There are several ways to pursue this investigation, but I want to focus on the idea of prevalence analysis here. Analysts use prevalence analysis to identify what proportion of a population shares one or more characteristics.
There are a few use cases for prevalence analysis… determining the disposition of an event, assessing impact, or sequencing events on a timeline. At this early stage, we’re concerned primarily with the disposition since we don’t yet know what it is.
If every system of a certain type of role is performing the same POST, then there may be a benign explanation related to that type or role.

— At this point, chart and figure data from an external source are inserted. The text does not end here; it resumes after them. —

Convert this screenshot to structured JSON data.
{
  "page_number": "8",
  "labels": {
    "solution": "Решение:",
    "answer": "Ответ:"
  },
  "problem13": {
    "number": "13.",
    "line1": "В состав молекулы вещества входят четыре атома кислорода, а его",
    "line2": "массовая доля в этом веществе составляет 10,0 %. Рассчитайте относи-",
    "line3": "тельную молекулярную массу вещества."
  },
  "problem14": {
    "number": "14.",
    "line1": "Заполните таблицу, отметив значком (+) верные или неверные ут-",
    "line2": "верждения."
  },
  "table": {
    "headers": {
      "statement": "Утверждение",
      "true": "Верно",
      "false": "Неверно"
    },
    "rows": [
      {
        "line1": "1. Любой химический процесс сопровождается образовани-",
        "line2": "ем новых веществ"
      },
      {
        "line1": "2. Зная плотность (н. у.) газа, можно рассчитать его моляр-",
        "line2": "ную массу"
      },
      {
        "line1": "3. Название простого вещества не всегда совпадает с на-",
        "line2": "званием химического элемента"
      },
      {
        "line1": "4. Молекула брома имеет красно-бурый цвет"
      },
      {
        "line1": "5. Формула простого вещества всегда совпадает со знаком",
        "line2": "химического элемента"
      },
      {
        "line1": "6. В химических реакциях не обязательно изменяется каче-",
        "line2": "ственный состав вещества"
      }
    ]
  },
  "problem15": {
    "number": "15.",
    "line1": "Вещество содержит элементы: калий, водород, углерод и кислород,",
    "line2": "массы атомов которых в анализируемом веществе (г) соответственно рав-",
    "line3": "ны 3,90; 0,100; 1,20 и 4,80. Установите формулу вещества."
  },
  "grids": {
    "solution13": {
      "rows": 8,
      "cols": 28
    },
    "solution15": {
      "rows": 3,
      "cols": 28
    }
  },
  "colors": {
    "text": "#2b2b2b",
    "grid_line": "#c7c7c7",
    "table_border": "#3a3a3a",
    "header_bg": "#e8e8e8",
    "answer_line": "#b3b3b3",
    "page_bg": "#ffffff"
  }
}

If this is the only host making the POST, we can’t lean so far in that direction on our dispositional scale.
Dispositional prevalence analysis means we’re looking for how many other places an event or characteristic manifests. For example, has that POST been sent by any other hosts on the network? Have any other hosts on the network communicated with that external IP?
The general maxim is that rare things are more likely to be malicious. If a whole segment of hosts do the same thing, it’s probably benign behavior. Of course, that’s not always true, and it becomes less true as compromise advances.
With prevalence analysis, we can focus the breadth of our search on events on the host itself (local prevalence), our network (network prevalence), or the whole world (global prevalence). Where we focus usually depends on the artifact type.
Consider how we might use these forms of prevalence...
- Local: Do fragments of the potentially encrypted string appear elsewhere on disk?
- Network: How about elsewhere in HTTP traffic on our network?
- Global: How about on other networks (internet or threat intel search)?
This investigation scenario is rich in opportunities for prevalence searches to assess disposition. The great thing about this analysis is that it also inherently helps you assess impact if you do confirm malicious activity.
My response of the week goes to @ido_gat on Twitter: https://x.com/ido_gat/status/1772652020639433165?s=20. They mentioned some great strategies like identifying the source process, reputation research on the destination, and prevalence!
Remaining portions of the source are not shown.